Unsure which survey you need?

There are three levels of RICS survey available, each differing in detail and price, and the one you choose should depend on the type and condition of the property you are looking to buy.

RICS explains the each type of survey and the level of detail they go into:

RICS Condition Report

Suitable for:

  • Conventional houses, flats or bungalows built from common building materials and in reasonable condition.

The RICS Condition Report report gives you:

  • Clear “traffic light” ratings of the condition of different parts of the building, services, garage and outbuildings, showing any areas which require varying degrees of attention;
  • A summary of the risks to the condition of the building;
  • Other matters including guarantees, planning and building control issues for your legal advisers.

Tip: An RICS Condition Report does not include a valuation, but your Surveyor may be able to provide this as a separate extra service.

RICS Homebuyer Report

Suitable for:

  • Conventional houses, flats or bungalows built from common building materials and in reasonable condition.

The RICS Homebuyer Report gives you:

  • All of the features in the Condition Report, plus a more extensive inspection;
  • The Surveyor’s professional opinion on the “Market Value” of the property;
  • An insurance reinstatement figure for the property;
  • Advice on repairs and ongoing maintenance;
  • Issues that need to be investigated to prevent serious damage or dangerous conditions;
  • Legal issues that need to be addressed before completing your conveyancing;
  • Information on location, local environment and the recorded energy efficiency (where available)

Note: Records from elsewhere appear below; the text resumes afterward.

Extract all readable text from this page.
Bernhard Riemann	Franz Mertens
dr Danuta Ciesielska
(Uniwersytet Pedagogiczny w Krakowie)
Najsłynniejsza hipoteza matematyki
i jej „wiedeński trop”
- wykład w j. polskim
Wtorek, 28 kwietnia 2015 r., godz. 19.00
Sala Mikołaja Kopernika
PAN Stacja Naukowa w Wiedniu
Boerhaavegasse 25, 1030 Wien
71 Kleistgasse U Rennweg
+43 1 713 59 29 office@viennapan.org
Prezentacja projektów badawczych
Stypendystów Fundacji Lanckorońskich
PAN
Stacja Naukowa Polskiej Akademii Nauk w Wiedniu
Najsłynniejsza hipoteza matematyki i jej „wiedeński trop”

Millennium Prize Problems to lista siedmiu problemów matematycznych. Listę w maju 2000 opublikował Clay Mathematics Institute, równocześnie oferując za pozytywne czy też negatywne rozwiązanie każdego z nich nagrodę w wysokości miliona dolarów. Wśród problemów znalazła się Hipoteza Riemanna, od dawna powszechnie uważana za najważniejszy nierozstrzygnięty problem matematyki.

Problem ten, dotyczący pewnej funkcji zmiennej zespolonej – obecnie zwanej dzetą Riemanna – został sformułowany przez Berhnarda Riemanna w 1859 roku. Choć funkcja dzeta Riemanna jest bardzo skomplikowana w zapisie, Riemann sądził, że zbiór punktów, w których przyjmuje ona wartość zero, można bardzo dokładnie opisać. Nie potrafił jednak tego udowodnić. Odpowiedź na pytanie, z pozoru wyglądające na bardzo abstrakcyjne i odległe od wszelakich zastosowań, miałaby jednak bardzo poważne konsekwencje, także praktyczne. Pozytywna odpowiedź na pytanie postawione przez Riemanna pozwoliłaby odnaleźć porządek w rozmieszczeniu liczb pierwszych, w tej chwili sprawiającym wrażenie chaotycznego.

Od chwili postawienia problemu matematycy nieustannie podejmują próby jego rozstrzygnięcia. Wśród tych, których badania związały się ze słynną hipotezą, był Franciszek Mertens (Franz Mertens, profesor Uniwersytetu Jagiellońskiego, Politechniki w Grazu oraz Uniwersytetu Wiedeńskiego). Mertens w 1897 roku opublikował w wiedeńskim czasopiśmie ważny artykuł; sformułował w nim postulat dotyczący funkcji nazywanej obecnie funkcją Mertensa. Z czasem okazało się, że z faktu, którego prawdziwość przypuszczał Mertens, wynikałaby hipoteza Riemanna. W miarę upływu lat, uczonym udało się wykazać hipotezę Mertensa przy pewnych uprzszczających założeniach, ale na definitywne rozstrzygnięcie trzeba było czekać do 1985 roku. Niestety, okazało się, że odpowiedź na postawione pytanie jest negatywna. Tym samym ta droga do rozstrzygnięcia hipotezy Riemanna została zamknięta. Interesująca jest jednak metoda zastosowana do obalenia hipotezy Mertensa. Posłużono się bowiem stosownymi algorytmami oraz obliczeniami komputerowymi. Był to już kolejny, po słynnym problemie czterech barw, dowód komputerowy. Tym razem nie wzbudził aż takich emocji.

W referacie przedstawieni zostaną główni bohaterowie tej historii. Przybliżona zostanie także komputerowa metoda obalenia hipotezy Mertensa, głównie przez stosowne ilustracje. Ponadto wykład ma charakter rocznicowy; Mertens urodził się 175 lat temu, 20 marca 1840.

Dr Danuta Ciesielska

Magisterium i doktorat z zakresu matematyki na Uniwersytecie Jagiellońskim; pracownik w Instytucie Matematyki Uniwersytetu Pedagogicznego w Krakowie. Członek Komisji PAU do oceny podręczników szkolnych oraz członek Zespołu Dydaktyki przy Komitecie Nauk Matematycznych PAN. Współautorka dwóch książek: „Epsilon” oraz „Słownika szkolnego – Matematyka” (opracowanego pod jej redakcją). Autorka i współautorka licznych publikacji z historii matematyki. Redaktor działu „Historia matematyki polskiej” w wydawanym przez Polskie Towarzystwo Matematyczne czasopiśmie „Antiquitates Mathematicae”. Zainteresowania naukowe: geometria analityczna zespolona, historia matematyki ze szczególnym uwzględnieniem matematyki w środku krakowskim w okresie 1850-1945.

Building Survey (Also known as a Structural Survey)

Suitable for:

  • Large, older or run-down properties;
  • Buildings that are unusual or have been altered;
  • If you are planning major works

The RICS Building Survey gives you:

  • A thorough inspection and detailed report on a wider range of issues;
  • A description of visible defects and potential problems caused by hidden flaws;
  • An outline of repair options and likely consequences of inactivity;
  • Advice for your legal advisers and details of serious risks and dangerous conditions.

Tip: A building survey does not include a valuation, but your Surveyor may be able to provide this as a separate extra service.